A faint knock at the front door told Sara that Arthur Harris had finally arrived. Footsteps echoed up the stairs a moment later, and it was a tired-looking Percy who stood in the doorway.
“Bev? We need you downstairs for a minute.”
Ms. Beverly kissed Sara on the cheek and followed Percy downstairs. She found it odd that Arthur Harris wanted to speak with her mother first, but she didn’t care. It wasn’t long before the footsteps returned.

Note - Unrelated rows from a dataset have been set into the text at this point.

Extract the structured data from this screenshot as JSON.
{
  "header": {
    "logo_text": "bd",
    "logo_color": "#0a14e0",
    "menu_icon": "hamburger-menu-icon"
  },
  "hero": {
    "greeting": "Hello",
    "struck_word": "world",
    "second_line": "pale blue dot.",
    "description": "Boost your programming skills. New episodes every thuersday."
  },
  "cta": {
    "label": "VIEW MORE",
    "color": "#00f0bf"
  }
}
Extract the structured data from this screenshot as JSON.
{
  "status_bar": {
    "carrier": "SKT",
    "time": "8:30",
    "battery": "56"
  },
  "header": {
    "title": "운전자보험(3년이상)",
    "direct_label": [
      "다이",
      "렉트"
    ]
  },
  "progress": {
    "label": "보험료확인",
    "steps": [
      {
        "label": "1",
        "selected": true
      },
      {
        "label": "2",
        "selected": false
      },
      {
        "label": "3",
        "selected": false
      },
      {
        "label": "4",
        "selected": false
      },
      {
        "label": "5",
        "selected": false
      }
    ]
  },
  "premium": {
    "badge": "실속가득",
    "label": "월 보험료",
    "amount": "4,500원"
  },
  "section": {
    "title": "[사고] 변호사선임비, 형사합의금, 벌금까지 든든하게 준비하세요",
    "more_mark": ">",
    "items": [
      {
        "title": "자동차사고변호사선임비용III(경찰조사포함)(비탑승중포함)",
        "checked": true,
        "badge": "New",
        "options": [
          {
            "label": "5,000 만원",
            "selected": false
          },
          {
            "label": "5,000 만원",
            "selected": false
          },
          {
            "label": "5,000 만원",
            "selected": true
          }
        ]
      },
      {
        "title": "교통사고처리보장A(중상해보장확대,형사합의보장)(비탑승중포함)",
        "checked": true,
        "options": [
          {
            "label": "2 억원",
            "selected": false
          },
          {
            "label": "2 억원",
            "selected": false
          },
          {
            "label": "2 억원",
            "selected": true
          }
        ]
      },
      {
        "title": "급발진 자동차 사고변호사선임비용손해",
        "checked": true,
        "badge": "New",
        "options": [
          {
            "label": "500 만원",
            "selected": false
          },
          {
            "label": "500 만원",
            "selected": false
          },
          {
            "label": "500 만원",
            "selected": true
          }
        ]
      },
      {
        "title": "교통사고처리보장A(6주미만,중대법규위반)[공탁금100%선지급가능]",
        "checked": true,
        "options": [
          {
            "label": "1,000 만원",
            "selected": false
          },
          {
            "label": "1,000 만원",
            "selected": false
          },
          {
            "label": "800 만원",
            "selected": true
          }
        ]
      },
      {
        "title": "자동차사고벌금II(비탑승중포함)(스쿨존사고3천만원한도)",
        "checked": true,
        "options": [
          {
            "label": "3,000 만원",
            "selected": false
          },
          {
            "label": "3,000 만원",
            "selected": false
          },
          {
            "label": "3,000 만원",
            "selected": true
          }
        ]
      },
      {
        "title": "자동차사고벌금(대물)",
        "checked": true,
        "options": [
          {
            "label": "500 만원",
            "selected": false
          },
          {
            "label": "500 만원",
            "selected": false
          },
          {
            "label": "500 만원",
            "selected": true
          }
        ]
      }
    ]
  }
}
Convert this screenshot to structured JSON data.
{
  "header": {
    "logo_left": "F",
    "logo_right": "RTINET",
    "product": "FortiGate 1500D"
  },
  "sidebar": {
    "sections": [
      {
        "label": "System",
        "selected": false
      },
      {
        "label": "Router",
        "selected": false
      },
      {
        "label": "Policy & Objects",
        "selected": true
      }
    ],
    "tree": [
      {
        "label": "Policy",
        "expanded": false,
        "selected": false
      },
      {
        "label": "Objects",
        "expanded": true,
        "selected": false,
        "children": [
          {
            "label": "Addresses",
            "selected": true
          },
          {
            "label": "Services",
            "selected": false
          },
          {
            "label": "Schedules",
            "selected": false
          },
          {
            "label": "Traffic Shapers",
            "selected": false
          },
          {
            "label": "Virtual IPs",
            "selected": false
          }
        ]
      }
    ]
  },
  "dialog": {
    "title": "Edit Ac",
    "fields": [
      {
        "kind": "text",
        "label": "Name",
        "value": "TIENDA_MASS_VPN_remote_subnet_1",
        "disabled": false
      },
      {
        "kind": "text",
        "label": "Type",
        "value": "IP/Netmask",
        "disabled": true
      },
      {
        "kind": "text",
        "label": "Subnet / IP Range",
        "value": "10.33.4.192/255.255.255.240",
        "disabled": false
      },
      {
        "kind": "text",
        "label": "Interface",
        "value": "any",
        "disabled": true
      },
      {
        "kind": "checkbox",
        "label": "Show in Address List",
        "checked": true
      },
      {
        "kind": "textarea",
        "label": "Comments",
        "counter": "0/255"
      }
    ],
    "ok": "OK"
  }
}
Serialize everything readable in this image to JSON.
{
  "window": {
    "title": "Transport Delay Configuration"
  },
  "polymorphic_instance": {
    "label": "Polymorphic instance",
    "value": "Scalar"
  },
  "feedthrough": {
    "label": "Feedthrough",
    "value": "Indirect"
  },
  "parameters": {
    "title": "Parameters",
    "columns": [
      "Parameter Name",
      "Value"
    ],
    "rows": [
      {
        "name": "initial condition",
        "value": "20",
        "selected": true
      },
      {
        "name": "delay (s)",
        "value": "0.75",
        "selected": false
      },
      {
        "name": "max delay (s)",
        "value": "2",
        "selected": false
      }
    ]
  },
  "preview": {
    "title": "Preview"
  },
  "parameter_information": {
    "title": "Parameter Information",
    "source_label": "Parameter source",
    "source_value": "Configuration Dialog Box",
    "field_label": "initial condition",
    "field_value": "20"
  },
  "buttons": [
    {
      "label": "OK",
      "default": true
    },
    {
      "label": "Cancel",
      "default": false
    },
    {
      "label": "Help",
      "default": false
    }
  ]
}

“Sara,” Ms. Beverly said. “There’s someone here to see you.”
“I don’t want to see anyone.”
“Sara?” said a male’s voice and it stilled her.
Her mother entered the room with a man Sara didn’t recognize, but following him was the person who had spoken her name—the man who, before today’s revelation, had resided firmly in her thoughts.
“Sara,” Ellis Barnes said softly, “we need to talk.”
“Ellis?”
“Your mother’s filled me in on what Phil told you. He led me to believe something similar right before I left, so I made a stop. I got Office Clem’s side of the story, and it matches Phil’s perfectly. I think they’re telling the truth.”
Sara stared blankly at Ellis without speaking. His words ran through her mind but nothing seemed to stick. Then she remembered what Phil had told her.
“How could he do it, Ellis?” she asked just above a whisper. “How could Stan lie to me all these years?”
And with that, she leaned into her mother’s shoulder and sobbed once more.